For two months, after a disputed election, the fight for control of the Chukchansi Indian tribe was a standoff: two groups claimed to be the rightful tribal council, each holding separate meetings and appealing to the Bureau of Indian Affairs for official recognition. But the bureau said it was an internal tribal matter, and the two sides had to work it out on their own.
Here is what working it out on their own looked like: supporters of Morris Reid, who said he was elected the new tribal council chairman in December, cut locks and smashed a window to gain access to one of the tribal government offices early Monday morning.
Then late that night, across the street from the glittering Chukchansi Gold Resort and Casino, supporters of Reggie Lewis, the council chairman before the election, tried to smoke Mr. Reid out. Power to the building was cut. A window was broken. Bear spray was discharged into the building. A smoldering log was thrown inside. More windows were broken, and objects were thrown from the building.
The sheriff kept watch, but no arrests were made—on Indian land, he said he had no jurisdiction to deal with property damage.
The standoff finally ended on Tuesday, after a melee outside the building involving at least 20 people from the opposing sides. One man was stabbed in the abdomen, though he was expected to live, while a security guard was bashed over the head, and two suspects were detained. Only then did the local sheriff’s department come in from the sidelines, with more than 100 officers from multiple agencies, and begin clearing the premises. By day’s end, neither faction had control of the building.
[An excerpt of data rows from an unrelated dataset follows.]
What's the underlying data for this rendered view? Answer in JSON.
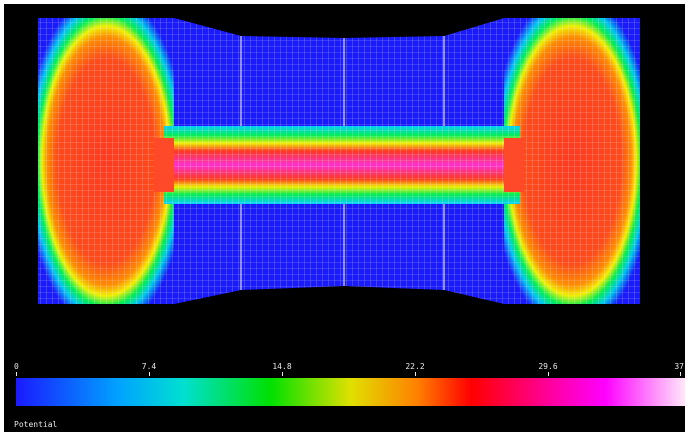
{
  "figure": {
    "legend_title": "Potential",
    "colorbar": {
      "min": 0,
      "max": 37,
      "ticks": [
        "0",
        "7.4",
        "14.8",
        "22.2",
        "29.6",
        "37"
      ],
      "colormap_stops": [
        "#1a1aff",
        "#00d0e0",
        "#00e000",
        "#e0e000",
        "#ff8000",
        "#ff0000",
        "#ff00ff",
        "#ffe0ff"
      ]
    },
    "field_colors": {
      "low": "#1a1aff",
      "edge_green": "#00ee55",
      "edge_yellow": "#f0f000",
      "high": "#ff3320",
      "peak": "#ff30d0",
      "mesh_line": "#ffffff",
      "background": "#000000"
    }
  }
}
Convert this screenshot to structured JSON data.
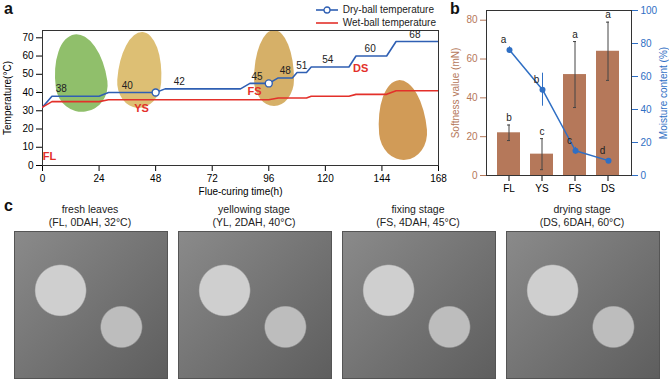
{
  "chart_data": [
    {
      "type": "line",
      "title": "a",
      "x_label": "Flue-curing time(h)",
      "y_label": "Temperature(°C)",
      "x": [
        0,
        4,
        24,
        28,
        48,
        52,
        84,
        88,
        96,
        100,
        106,
        108,
        112,
        114,
        130,
        133,
        146,
        150,
        168
      ],
      "xlim": [
        0,
        168
      ],
      "xticks": [
        0,
        24,
        48,
        72,
        96,
        120,
        144,
        168
      ],
      "ylim": [
        0,
        74
      ],
      "yticks": [
        0,
        10,
        20,
        30,
        40,
        50,
        60,
        70
      ],
      "legend": "top-right",
      "series": [
        {
          "name": "Dry-ball temperature",
          "color": "#2f5fb3",
          "marker": "circle",
          "values": [
            32,
            38,
            38,
            40,
            40,
            42,
            42,
            45,
            45,
            48,
            48,
            51,
            51,
            54,
            54,
            60,
            60,
            68,
            68
          ]
        },
        {
          "name": "Wet-ball temperature",
          "color": "#e3302a",
          "values": [
            32,
            35,
            35,
            36,
            36,
            36,
            36,
            36,
            36,
            37,
            37,
            37,
            37,
            38,
            38,
            39,
            39,
            41,
            41
          ]
        }
      ],
      "highlight_points": [
        {
          "x": 48,
          "y": 40
        },
        {
          "x": 96,
          "y": 45
        }
      ],
      "annotations": [
        {
          "text": "38",
          "x": 8,
          "y": 38
        },
        {
          "text": "40",
          "x": 36,
          "y": 40
        },
        {
          "text": "42",
          "x": 58,
          "y": 42
        },
        {
          "text": "45",
          "x": 91,
          "y": 45
        },
        {
          "text": "48",
          "x": 103,
          "y": 48
        },
        {
          "text": "51",
          "x": 110,
          "y": 51
        },
        {
          "text": "54",
          "x": 121,
          "y": 54
        },
        {
          "text": "60",
          "x": 139,
          "y": 60
        },
        {
          "text": "68",
          "x": 158,
          "y": 68
        },
        {
          "text": "FL",
          "x": 3,
          "y": 5,
          "color": "#e3302a"
        },
        {
          "text": "YS",
          "x": 42,
          "y": 31,
          "color": "#e3302a"
        },
        {
          "text": "FS",
          "x": 90,
          "y": 40.5,
          "color": "#e3302a"
        },
        {
          "text": "DS",
          "x": 135,
          "y": 53,
          "color": "#e3302a"
        }
      ]
    },
    {
      "type": "bar",
      "title": "b",
      "categories": [
        "FL",
        "YS",
        "FS",
        "DS"
      ],
      "y_label": "Softness value (mN)",
      "y2_label": "Moisture content (%)",
      "ylim": [
        0,
        85
      ],
      "yticks": [
        0,
        20,
        40,
        60,
        80
      ],
      "y2lim": [
        0,
        100
      ],
      "y2ticks": [
        0,
        20,
        40,
        60,
        80,
        100
      ],
      "series": [
        {
          "type": "bar",
          "color": "#b5785a",
          "values": [
            22,
            11,
            52,
            64
          ],
          "errors": [
            4,
            8,
            17,
            15
          ],
          "letters": [
            "b",
            "c",
            "a",
            "a"
          ]
        },
        {
          "type": "line",
          "axis": "y2",
          "color": "#2f6fc4",
          "marker": "circle",
          "values": [
            76,
            52,
            15,
            9
          ],
          "errors": [
            2,
            10,
            2,
            1
          ],
          "letters": [
            "a",
            "b",
            "c",
            "d"
          ]
        }
      ]
    },
    {
      "type": "image",
      "title": "c",
      "panels": [
        {
          "title": "fresh leaves",
          "subtitle": "(FL, 0DAH, 32°C)"
        },
        {
          "title": "yellowing stage",
          "subtitle": "(YL, 2DAH, 40°C)"
        },
        {
          "title": "fixing stage",
          "subtitle": "(FS, 4DAH, 45°C)"
        },
        {
          "title": "drying stage",
          "subtitle": "(DS, 6DAH, 60°C)"
        }
      ]
    }
  ]
}
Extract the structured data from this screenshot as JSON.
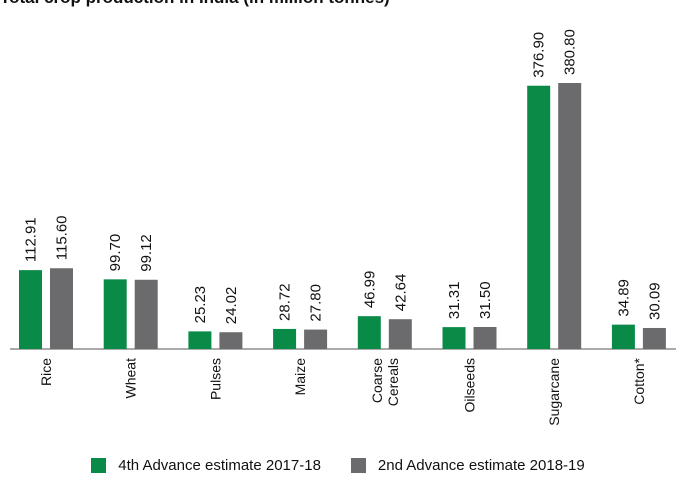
{
  "chart_data": {
    "type": "bar",
    "title": "Total crop production in India (in million tonnes)",
    "categories": [
      "Rice",
      "Wheat",
      "Pulses",
      "Maize",
      "Coarse Cereals",
      "Oilseeds",
      "Sugarcane",
      "Cotton*"
    ],
    "series": [
      {
        "name": "4th Advance estimate 2017-18",
        "color": "#0a8a47",
        "values": [
          112.91,
          99.7,
          25.23,
          28.72,
          46.99,
          31.31,
          376.9,
          34.89
        ],
        "labels": [
          "112.91",
          "99.70",
          "25.23",
          "28.72",
          "46.99",
          "31.31",
          "376.90",
          "34.89"
        ]
      },
      {
        "name": "2nd Advance estimate 2018-19",
        "color": "#6b6b6e",
        "values": [
          115.6,
          99.12,
          24.02,
          27.8,
          42.64,
          31.5,
          380.8,
          30.09
        ],
        "labels": [
          "115.60",
          "99.12",
          "24.02",
          "27.80",
          "42.64",
          "31.50",
          "380.80",
          "30.09"
        ]
      }
    ],
    "ylim": [
      0,
      400
    ],
    "grid": false,
    "legend_position": "bottom"
  }
}
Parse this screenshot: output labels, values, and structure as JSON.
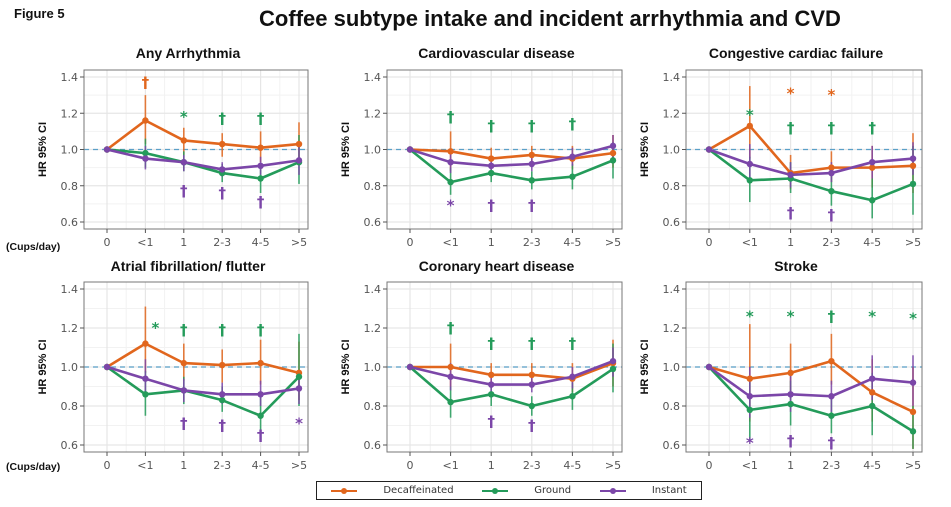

“The Bureau of Indian Affairs said it was an internal tribal matter and we had to resolve it through a tribal process,” Mr. Reid said. “That means we had to take possession, and we tried to do that without breaking any laws.”
The fight for control of the Chukchansi is only the latest—and among the ugliest—in a long string of power struggles in tribes across the country. Whereas courts swiftly step in to decide disputed elections in most of the country, federal courts have no jurisdiction over Indian tribal lands, which are considered sovereign nations, while the Bureau of Indian Affairs, the agency responsible for maintaining the relationship between the federal government and Indian tribes, is hesitant to intervene in tribal squabbles.
With no external government agency to enforce the law, tribal elections frequently resemble elections in developing countries—sitting chiefs refuse to give up power, struggles for control sometimes turn violent and possession is at least nine-tenths of the law.
Nedra Darling, a spokeswoman for the Bureau of Indian Affairs, insisted that the tribal members would have to resolve the issue themselves.
“We hope the tribe will work through their tribal government issues and come to their solution soon,” she said.